Mauritius reopens to foreign visitors after coronavirus shutdown

The island nation of Mauritius has fully opened its doors to international visitors, hoping to rebuild its key tourism industry after long months of isolation because of the coronavirus pandemic.

The move on Friday was greeted with a mixture of optimism, relief and some caution in the Indian Ocean paradise.

“This reopening is inevitable because 100,000 families depend on tourism to live,” Deputy Prime Minister and Tourism Minister Steven Obeegadoo said at a news conference on Thursday.

He said 68 percent of the 1.3 million population had been fully vaccinated and 89 percent had received at least one dose – among the highest rates in the world.

Sheila Figaro, who specialises in handicrafts including making traditional Mauritian dolls, gave a sigh of relief at the border opening.

“Without the tourists, we are nothing. I can’t wait for work to return so we can start earning a living again like we did before COVID-19,” the 49-year-old said.

The first planeloads of tourists were arriving from Dubai, Paris and London on Friday and will have to meet certain COVID-19 testing requirements during their stay.

Obeegadoo said the country had “prepared well” for the return of international visitors.

“At the same time, increased vigilance will be required to reduce the risk of further contamination,” he said.
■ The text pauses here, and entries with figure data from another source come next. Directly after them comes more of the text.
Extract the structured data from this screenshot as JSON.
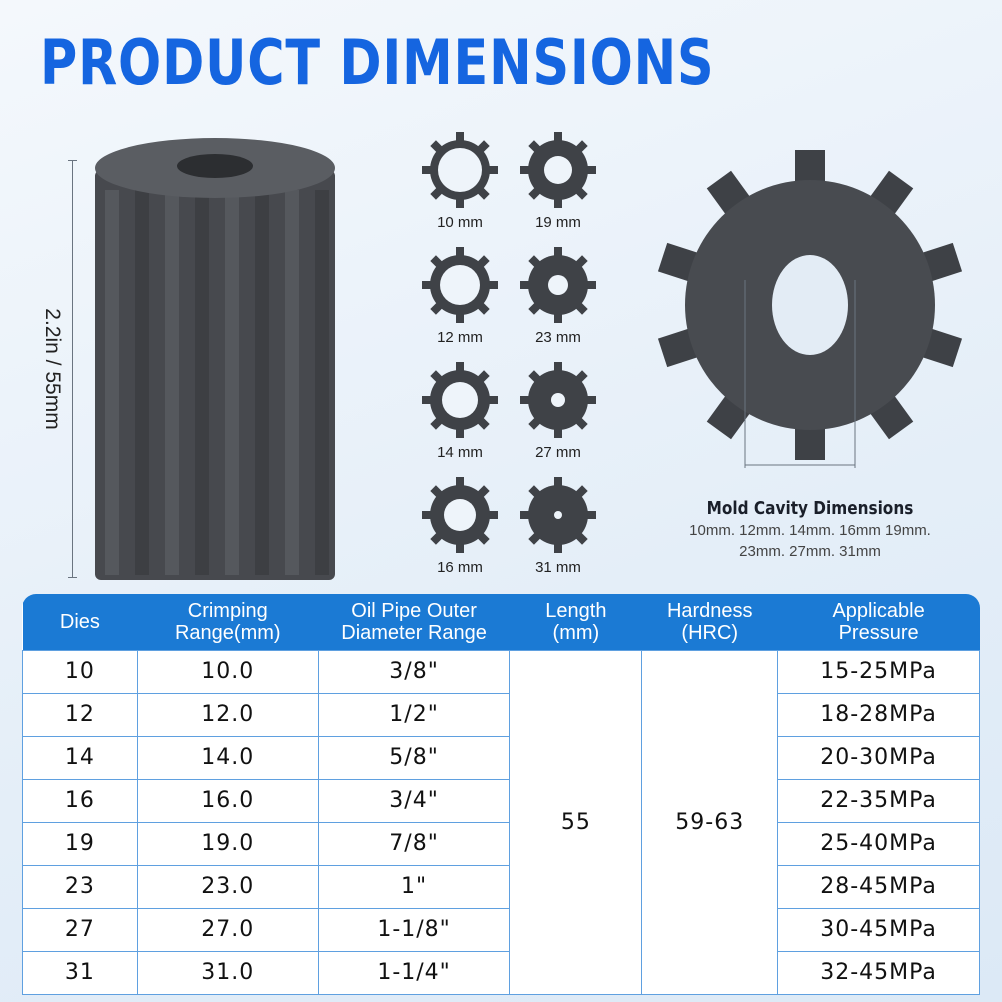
{
  "title": "PRODUCT DIMENSIONS",
  "height_label": "2.2in / 55mm",
  "die_sizes": [
    "10 mm",
    "19 mm",
    "12 mm",
    "23 mm",
    "14 mm",
    "27 mm",
    "16 mm",
    "31 mm"
  ],
  "caption": {
    "title": "Mold Cavity Dimensions",
    "line1": "10mm. 12mm. 14mm. 16mm 19mm.",
    "line2": "23mm. 27mm. 31mm"
  },
  "colors": {
    "accent": "#1565e0",
    "header": "#1b7ad4",
    "product": "#4a4d52"
  },
  "table": {
    "headers": [
      [
        "Dies",
        ""
      ],
      [
        "Crimping",
        "Range(mm)"
      ],
      [
        "Oil Pipe Outer",
        "Diameter Range"
      ],
      [
        "Length",
        "(mm)"
      ],
      [
        "Hardness",
        "(HRC)"
      ],
      [
        "Applicable",
        "Pressure"
      ]
    ],
    "length": "55",
    "hardness": "59-63",
    "rows": [
      [
        "10",
        "10.0",
        "3/8\"",
        "15-25MPa"
      ],
      [
        "12",
        "12.0",
        "1/2\"",
        "18-28MPa"
      ],
      [
        "14",
        "14.0",
        "5/8\"",
        "20-30MPa"
      ],
      [
        "16",
        "16.0",
        "3/4\"",
        "22-35MPa"
      ],
      [
        "19",
        "19.0",
        "7/8\"",
        "25-40MPa"
      ],
      [
        "23",
        "23.0",
        "1\"",
        "28-45MPa"
      ],
      [
        "27",
        "27.0",
        "1-1/8\"",
        "30-45MPa"
      ],
      [
        "31",
        "31.0",
        "1-1/4\"",
        "32-45MPa"
      ]
    ]
  }
}
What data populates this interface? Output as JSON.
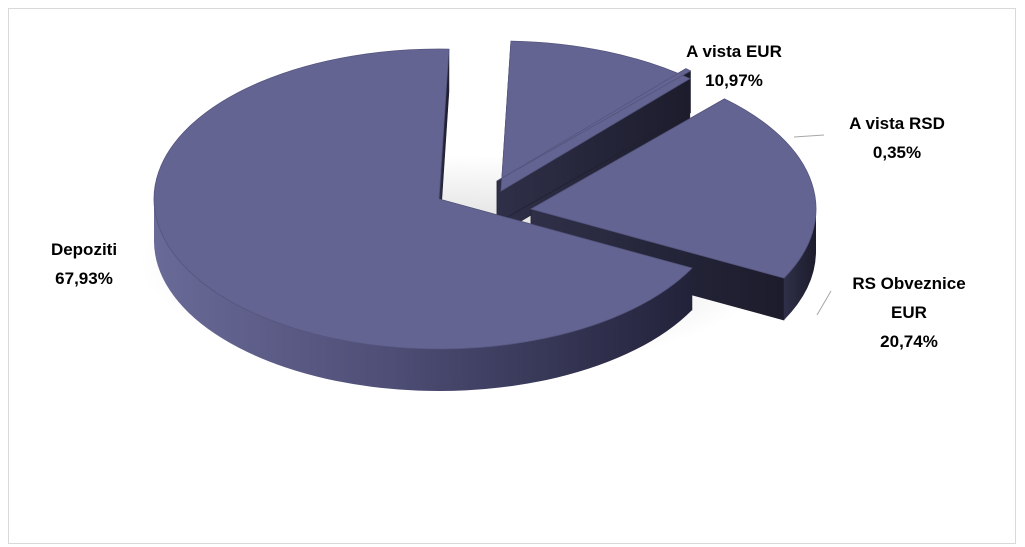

The idyllic holiday destination, renowned for its spectacular white sandy beaches and turquoise waters, had partly reopened to vaccinated visitors in July for the first time since the pandemic emerged in early 2020.

But they had to remain in “resort bubbles” for 14 days before being allowed to venture further afield.

Mauritius was removed from the United Kingdom’s red list last month, although the United States Centers for Disease Control added Mauritius to its list of high-risk COVID-19 destinations, saying travellers should “avoid” the country.

According to figures on the Africa CDC website, Mauritius had recorded 13,685 cases of the coronavirus as of September 26, but the weekly average has dropped sharply from an August peak.

In mid-July, when the country partially reopened, the number of infections was at 2,190.